Some thoughts on URLs and SEO

Search engine optimisation (SEO) is the main reason for Scriptogram to place the restrictions it does on slugs.

By having a whitelist of alphanumeric characters and hyphens only, Scriptogram avoids problems with the URL being misinterpreted or misparsed in some way and becomes more search engine-friendly. As Moz’s The Beginner’s Guide to SEO in its “URL Construction Guidelines” section states:

Not all web applications accurately interpret separators like underscore “_,” plus “+,” or space “%20,” so use the hyphen “-“ character to separate words in a URL, as in google-fresh-factor for URLs example above.

While having SEO-friendly names in my local system isn’t necessary, these general guidelines seem like good advice for whichever channel I might post to, and therefore might as well be implemented at the local level too. It saves duplicate effort being spent later.

I did think about separating out the datetime stamp so that it was in a separate part of the path. For example, Bhagwad Park’s post about WordPress recommends using slashes to structure the URL in terms of years, months, and even categories. While the date aspect of this makes sense to me – it could enable users to delete the rest of slug to see everything belonging to a particular year – this is not a channel-neutral aspect and a certainly don’t want to structure for local system along these lines, where having all posts date-prefixed but in one folder makes it easier to organise. Categories are another issue altogether and something to be considered later.

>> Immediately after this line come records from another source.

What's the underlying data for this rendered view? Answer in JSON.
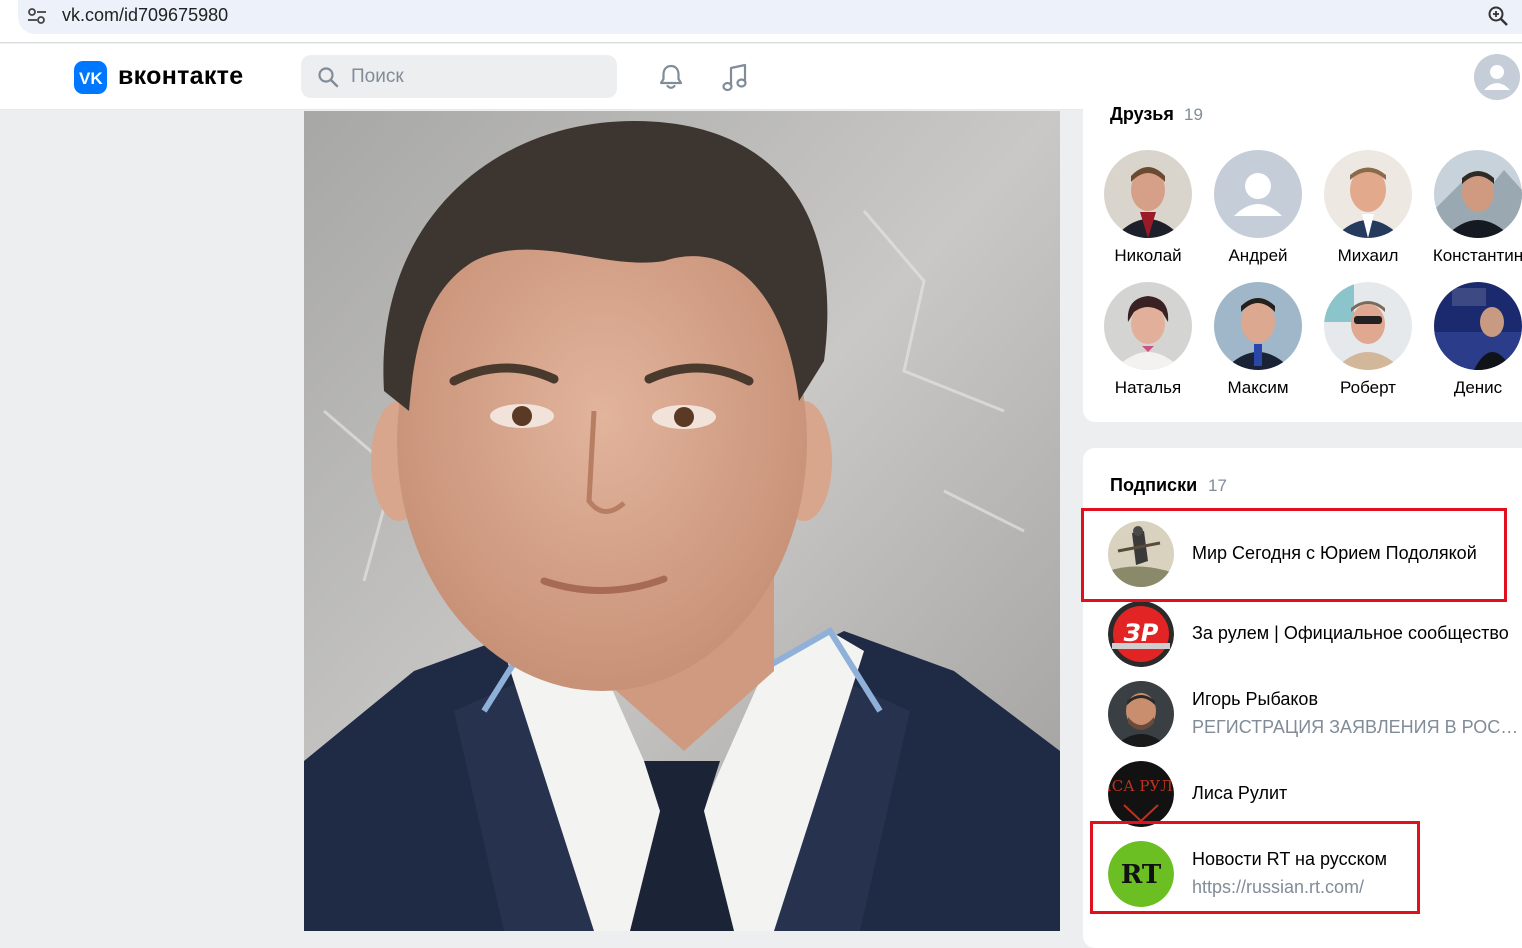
{
  "browser": {
    "url": "vk.com/id709675980",
    "site_info_icon": "tune-icon",
    "zoom_icon": "zoom-icon"
  },
  "header": {
    "logo_text": "ВКОНТАКТЕ",
    "search_placeholder": "Поиск",
    "icons": [
      "bell-icon",
      "music-icon",
      "user-avatar-icon"
    ],
    "accent": "#0077ff"
  },
  "friends": {
    "title": "Друзья",
    "count": "19",
    "items": [
      {
        "name": "Николай"
      },
      {
        "name": "Андрей"
      },
      {
        "name": "Михаил"
      },
      {
        "name": "Константин"
      },
      {
        "name": "Наталья"
      },
      {
        "name": "Максим"
      },
      {
        "name": "Роберт"
      },
      {
        "name": "Денис"
      }
    ]
  },
  "subscriptions": {
    "title": "Подписки",
    "count": "17",
    "items": [
      {
        "title": "Мир Сегодня с Юрием Подолякой",
        "subtitle": ""
      },
      {
        "title": "За рулем | Официальное сообщество",
        "subtitle": "",
        "logo_text": "ЗР"
      },
      {
        "title": "Игорь Рыбаков",
        "subtitle": "РЕГИСТРАЦИЯ ЗАЯВЛЕНИЯ В РОСКОМНАДЗОР"
      },
      {
        "title": "Лиса Рулит",
        "subtitle": "",
        "logo_text": "ЛИСА РУЛИТ"
      },
      {
        "title": "Новости RT на русском",
        "subtitle": "https://russian.rt.com/",
        "logo_text": "RT"
      }
    ]
  },
  "annotations": {
    "highlight_color": "#e0101f"
  }
}
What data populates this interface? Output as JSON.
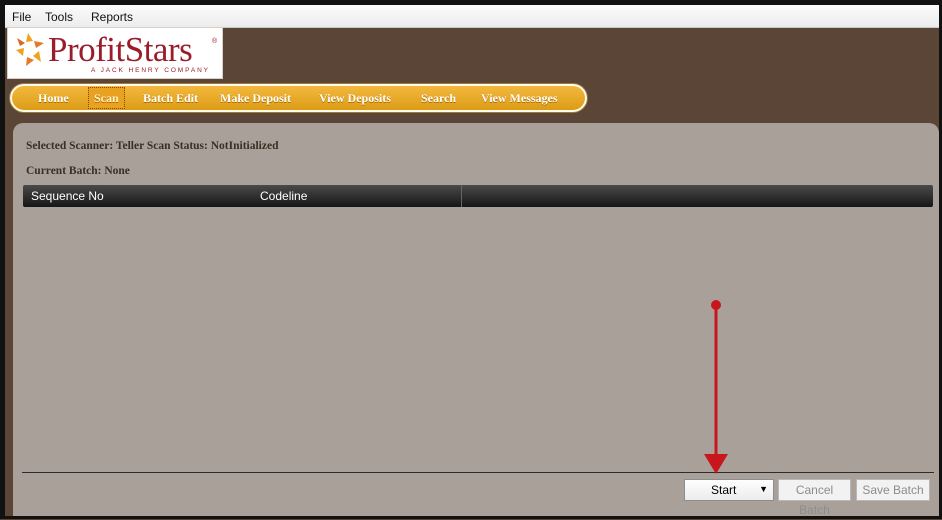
{
  "menu": {
    "file": "File",
    "tools": "Tools",
    "reports": "Reports"
  },
  "logo": {
    "name": "ProfitStars",
    "registered": "®",
    "tagline": "A JACK HENRY COMPANY"
  },
  "nav": {
    "home": "Home",
    "scan": "Scan",
    "batch_edit": "Batch Edit",
    "make_deposit": "Make Deposit",
    "view_deposits": "View Deposits",
    "search": "Search",
    "view_messages": "View Messages",
    "active": "Scan"
  },
  "scan_panel": {
    "scanner_line": "Selected Scanner: Teller Scan  Status: NotInitialized",
    "batch_line": "Current Batch: None",
    "columns": [
      "Sequence No",
      "Codeline"
    ],
    "rows": []
  },
  "actions": {
    "start_select_value": "Start",
    "cancel_batch": "Cancel Batch",
    "save_batch": "Save Batch"
  },
  "colors": {
    "background": "#5a4536",
    "nav": "#e5a52a",
    "panel": "#a9a09a",
    "annotation_arrow": "#c8161d"
  }
}
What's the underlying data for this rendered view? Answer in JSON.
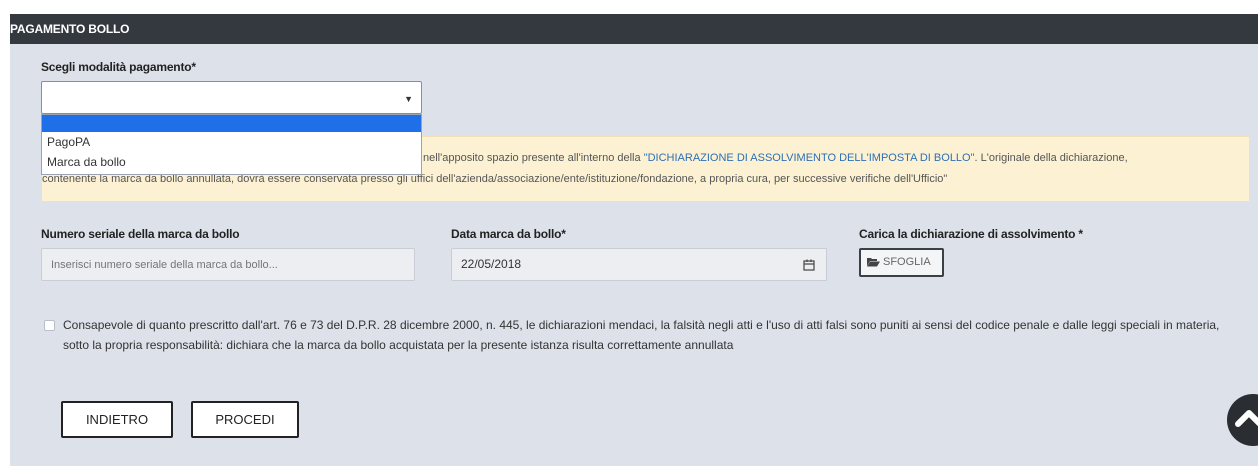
{
  "section": {
    "title": "PAGAMENTO BOLLO"
  },
  "payment_mode": {
    "label": "Scegli modalità pagamento*",
    "selected": "",
    "options": [
      "",
      "PagoPA",
      "Marca da bollo"
    ]
  },
  "notice": {
    "line1_prefix": "nell'apposito spazio presente all'interno della ",
    "line1_link": "\"DICHIARAZIONE DI ASSOLVIMENTO DELL'IMPOSTA DI BOLLO\"",
    "line1_suffix": ". L'originale della dichiarazione,",
    "line2": "contenente la marca da bollo annullata, dovrà essere conservata presso gli uffici dell'azienda/associazione/ente/istituzione/fondazione, a propria cura, per successive verifiche dell'Ufficio\""
  },
  "serial": {
    "label": "Numero seriale della marca da bollo",
    "value": "",
    "placeholder": "Inserisci numero seriale della marca da bollo..."
  },
  "date": {
    "label": "Data marca da bollo*",
    "value": "22/05/2018"
  },
  "upload": {
    "label": "Carica la dichiarazione di assolvimento *",
    "button": "SFOGLIA"
  },
  "declaration": {
    "checked": false,
    "text": "Consapevole di quanto prescritto dall'art. 76 e 73 del D.P.R. 28 dicembre 2000, n. 445, le dichiarazioni mendaci, la falsità negli atti e l'uso di atti falsi sono puniti ai sensi del codice penale e dalle leggi speciali in materia, sotto la propria responsabilità: dichiara che la marca da bollo acquistata per la presente istanza risulta correttamente annullata"
  },
  "actions": {
    "back": "INDIETRO",
    "next": "PROCEDI"
  },
  "icons": {
    "dropdown": "chevron-down-icon",
    "calendar": "calendar-icon",
    "folder": "folder-open-icon",
    "scroll_top": "chevron-up-icon"
  },
  "colors": {
    "header_bg": "#34383f",
    "panel_bg": "#dde2ea",
    "notice_bg": "#fcf1d3",
    "link": "#2e6fb5",
    "option_highlight": "#1e6fe8"
  }
}
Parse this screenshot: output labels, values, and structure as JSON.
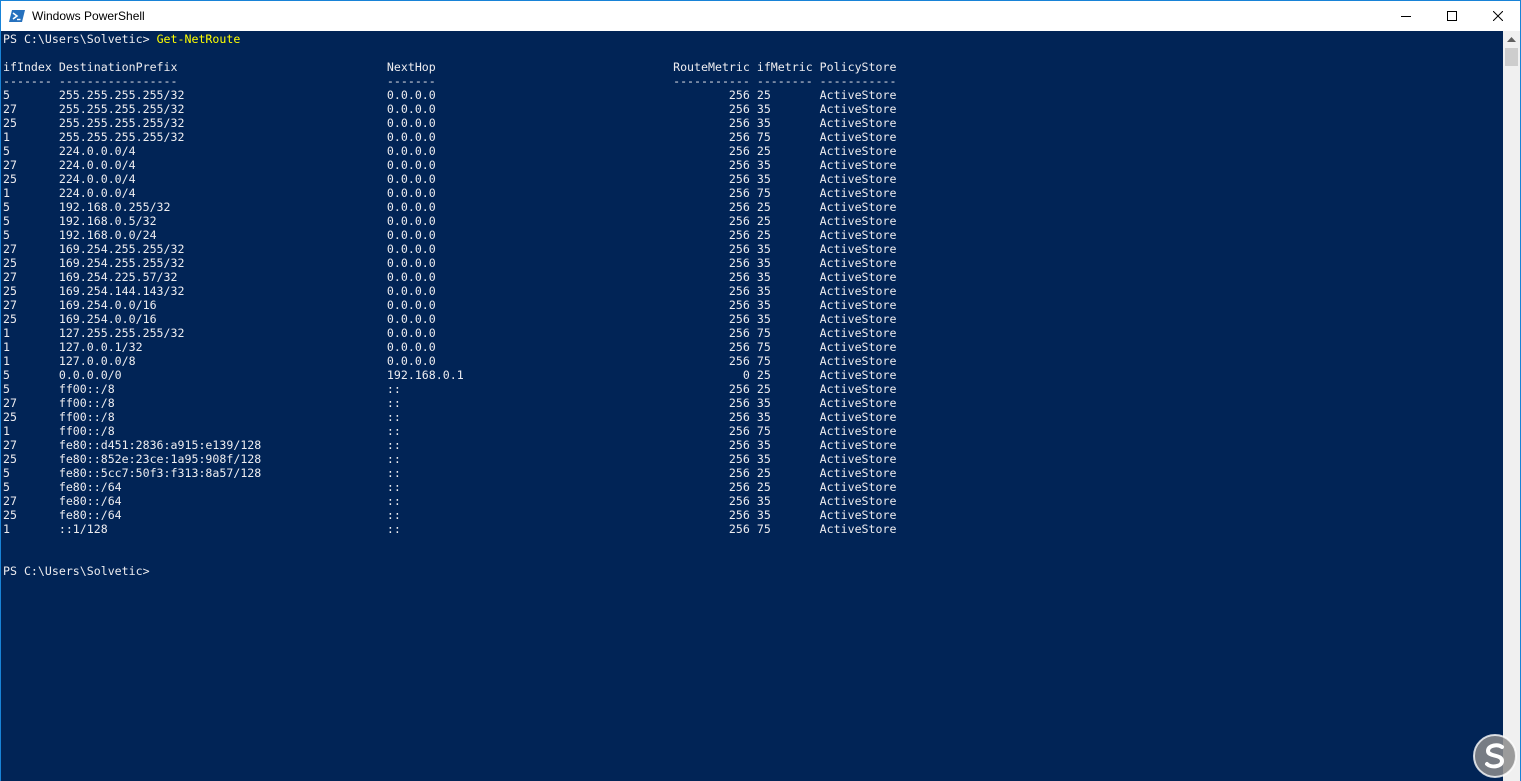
{
  "window": {
    "title": "Windows PowerShell",
    "icon": "powershell-icon",
    "controls": [
      "minimize-icon",
      "maximize-icon",
      "close-icon"
    ]
  },
  "console": {
    "prompt": "PS C:\\Users\\Solvetic> ",
    "command": "Get-NetRoute",
    "header": "ifIndex DestinationPrefix                              NextHop                                  RouteMetric ifMetric PolicyStore",
    "separator": "------- -----------------                              -------                                  ----------- -------- -----------",
    "rows": [
      "5       255.255.255.255/32                             0.0.0.0                                          256 25       ActiveStore",
      "27      255.255.255.255/32                             0.0.0.0                                          256 35       ActiveStore",
      "25      255.255.255.255/32                             0.0.0.0                                          256 35       ActiveStore",
      "1       255.255.255.255/32                             0.0.0.0                                          256 75       ActiveStore",
      "5       224.0.0.0/4                                    0.0.0.0                                          256 25       ActiveStore",
      "27      224.0.0.0/4                                    0.0.0.0                                          256 35       ActiveStore",
      "25      224.0.0.0/4                                    0.0.0.0                                          256 35       ActiveStore",
      "1       224.0.0.0/4                                    0.0.0.0                                          256 75       ActiveStore",
      "5       192.168.0.255/32                               0.0.0.0                                          256 25       ActiveStore",
      "5       192.168.0.5/32                                 0.0.0.0                                          256 25       ActiveStore",
      "5       192.168.0.0/24                                 0.0.0.0                                          256 25       ActiveStore",
      "27      169.254.255.255/32                             0.0.0.0                                          256 35       ActiveStore",
      "25      169.254.255.255/32                             0.0.0.0                                          256 35       ActiveStore",
      "27      169.254.225.57/32                              0.0.0.0                                          256 35       ActiveStore",
      "25      169.254.144.143/32                             0.0.0.0                                          256 35       ActiveStore",
      "27      169.254.0.0/16                                 0.0.0.0                                          256 35       ActiveStore",
      "25      169.254.0.0/16                                 0.0.0.0                                          256 35       ActiveStore",
      "1       127.255.255.255/32                             0.0.0.0                                          256 75       ActiveStore",
      "1       127.0.0.1/32                                   0.0.0.0                                          256 75       ActiveStore",
      "1       127.0.0.0/8                                    0.0.0.0                                          256 75       ActiveStore",
      "5       0.0.0.0/0                                      192.168.0.1                                        0 25       ActiveStore",
      "5       ff00::/8                                       ::                                               256 25       ActiveStore",
      "27      ff00::/8                                       ::                                               256 35       ActiveStore",
      "25      ff00::/8                                       ::                                               256 35       ActiveStore",
      "1       ff00::/8                                       ::                                               256 75       ActiveStore",
      "27      fe80::d451:2836:a915:e139/128                  ::                                               256 35       ActiveStore",
      "25      fe80::852e:23ce:1a95:908f/128                  ::                                               256 35       ActiveStore",
      "5       fe80::5cc7:50f3:f313:8a57/128                  ::                                               256 25       ActiveStore",
      "5       fe80::/64                                      ::                                               256 25       ActiveStore",
      "27      fe80::/64                                      ::                                               256 35       ActiveStore",
      "25      fe80::/64                                      ::                                               256 35       ActiveStore",
      "1       ::1/128                                        ::                                               256 75       ActiveStore"
    ],
    "final_prompt": "PS C:\\Users\\Solvetic>"
  },
  "scrollbar": {
    "up_icon": "scroll-up-arrow-icon"
  },
  "watermark": {
    "icon": "solvetic-logo-icon"
  }
}
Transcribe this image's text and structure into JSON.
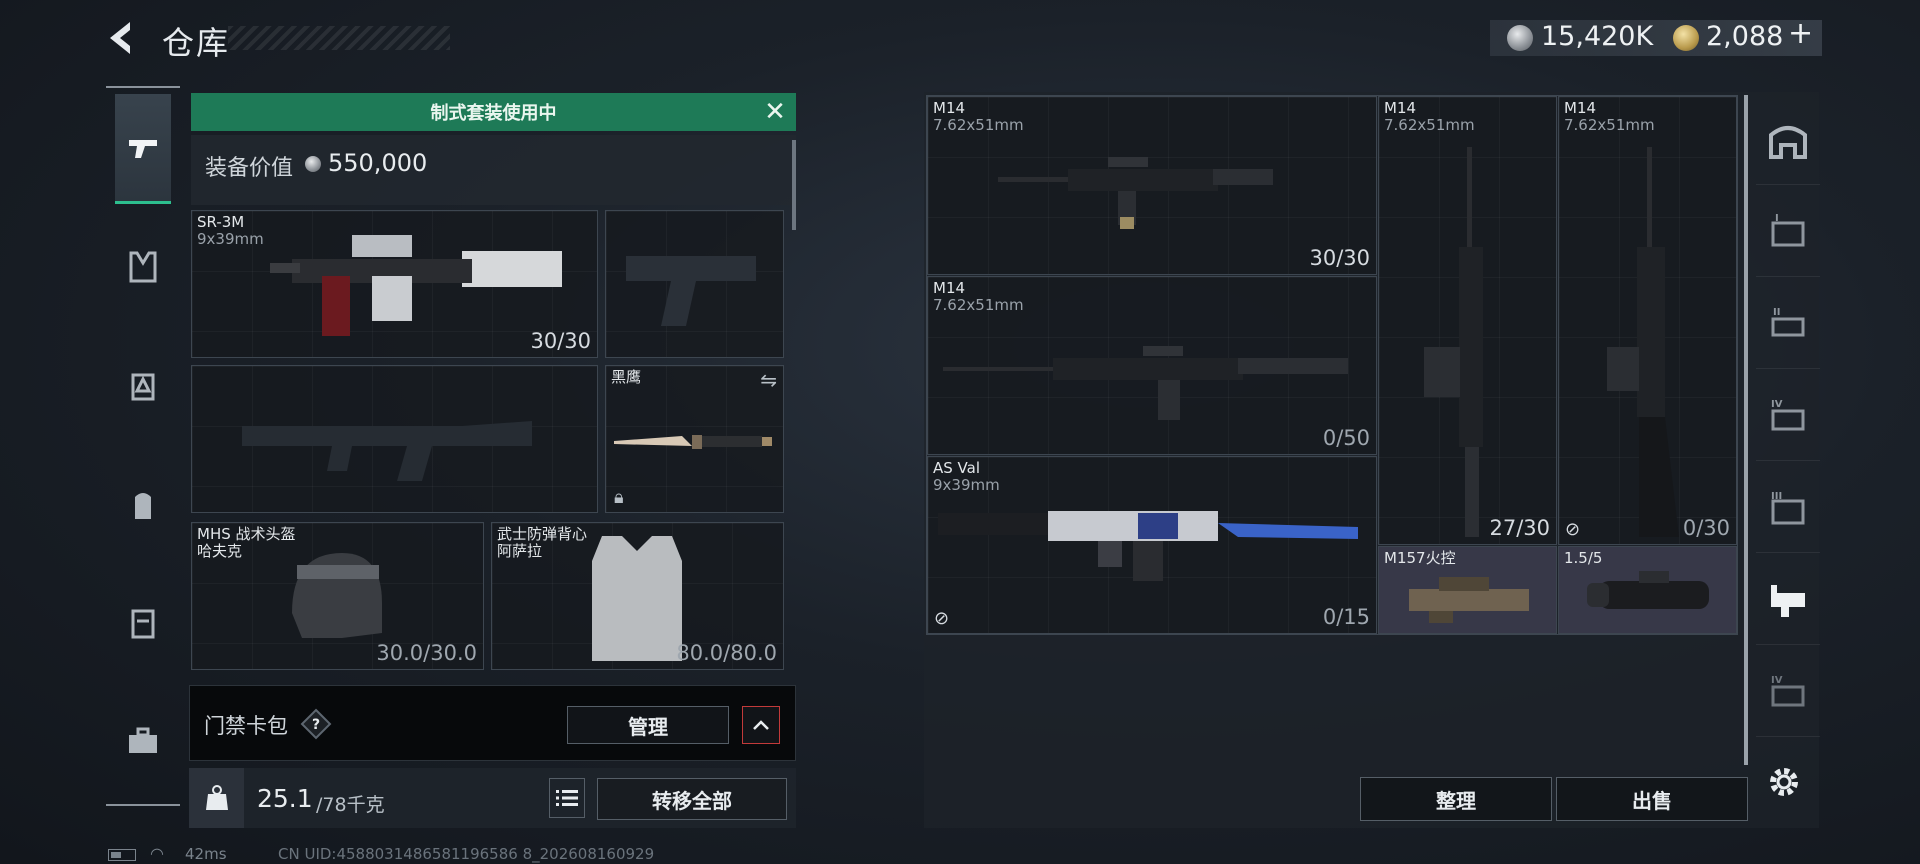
{
  "header": {
    "title": "仓库"
  },
  "currency": {
    "silver": "15,420K",
    "gold": "2,088",
    "gold_plus": "+"
  },
  "left_nav": {
    "items": [
      "weapons",
      "backpack",
      "armor",
      "bag",
      "case",
      "toolbox"
    ]
  },
  "loadout": {
    "banner": "制式套装使用中",
    "value_label": "装备价值",
    "value_amount": "550,000",
    "primary": {
      "name": "SR-3M",
      "caliber": "9x39mm",
      "ammo": "30/30"
    },
    "melee": {
      "name": "黑鹰"
    },
    "helmet": {
      "name": "MHS 战术头盔",
      "sub": "哈夫克",
      "durability": "30.0/30.0"
    },
    "armor": {
      "name": "武士防弹背心",
      "sub": "阿萨拉",
      "durability": "80.0/80.0"
    },
    "access_card": {
      "label": "门禁卡包",
      "help": "?",
      "manage": "管理"
    },
    "weight": {
      "current": "25.1",
      "max": "/78千克"
    },
    "transfer_all": "转移全部"
  },
  "status": {
    "ping": "42ms",
    "uid": "CN UID:4588031486581196586 8_202608160929"
  },
  "stash": {
    "items": [
      {
        "name": "M14",
        "caliber": "7.62x51mm",
        "ammo": "30/30"
      },
      {
        "name": "M14",
        "caliber": "7.62x51mm",
        "ammo": "0/50"
      },
      {
        "name": "AS Val",
        "caliber": "9x39mm",
        "ammo": "0/15"
      },
      {
        "name": "M14",
        "caliber": "7.62x51mm",
        "ammo": "27/30"
      },
      {
        "name": "M14",
        "caliber": "7.62x51mm",
        "ammo": "0/30"
      },
      {
        "name": "M157火控",
        "caliber": "",
        "ammo": ""
      },
      {
        "name": "1.5/5",
        "caliber": "",
        "ammo": ""
      }
    ],
    "organize": "整理",
    "sell": "出售"
  },
  "colors": {
    "accent_green": "#1e7a57",
    "active_tab": "#2dbf8e",
    "alert_red": "#c23a3a"
  }
}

StackOverflow seems to work on the principle of having a short numerical ID slug followed by a slash and a more descriptive hyphen-separated slug after it. The descriptive part is optional so that http://stackoverflow.com/questions/47427/why-do-some-websites-add-slugs-to-the-end-of-urls will take you to the same post as http://stackoverflow.com/questions/47427/. The description in theory gives potential visitors an indication of what’s on the page, though the fact that this is optional is both an advantage and a disadvantage – one can easily change the post title at any time but it’s just as easy for anyone sending on a link to hide the true nature of the page’s content.

In any case, this is again a channel-specific feature and not one that my current system on Scriptogram can implement – any slashes get stripped out of the slug by Scriptogram anyway.

What next?

I spent a lot of this week tidying up and at some point I’d like to get away from blog posts about my blog posts. It’s all a bit too recursive and reflective. I have plenty of drafts on other topics waiting to be finished and published.

Specifically though, following on from this, there are SEO guidelines on keywords, which it might be worth exploring at some later point. I need to think about this in relation to what I want my blog to achieve and need to give some more thought to keywords, categories and tags in general.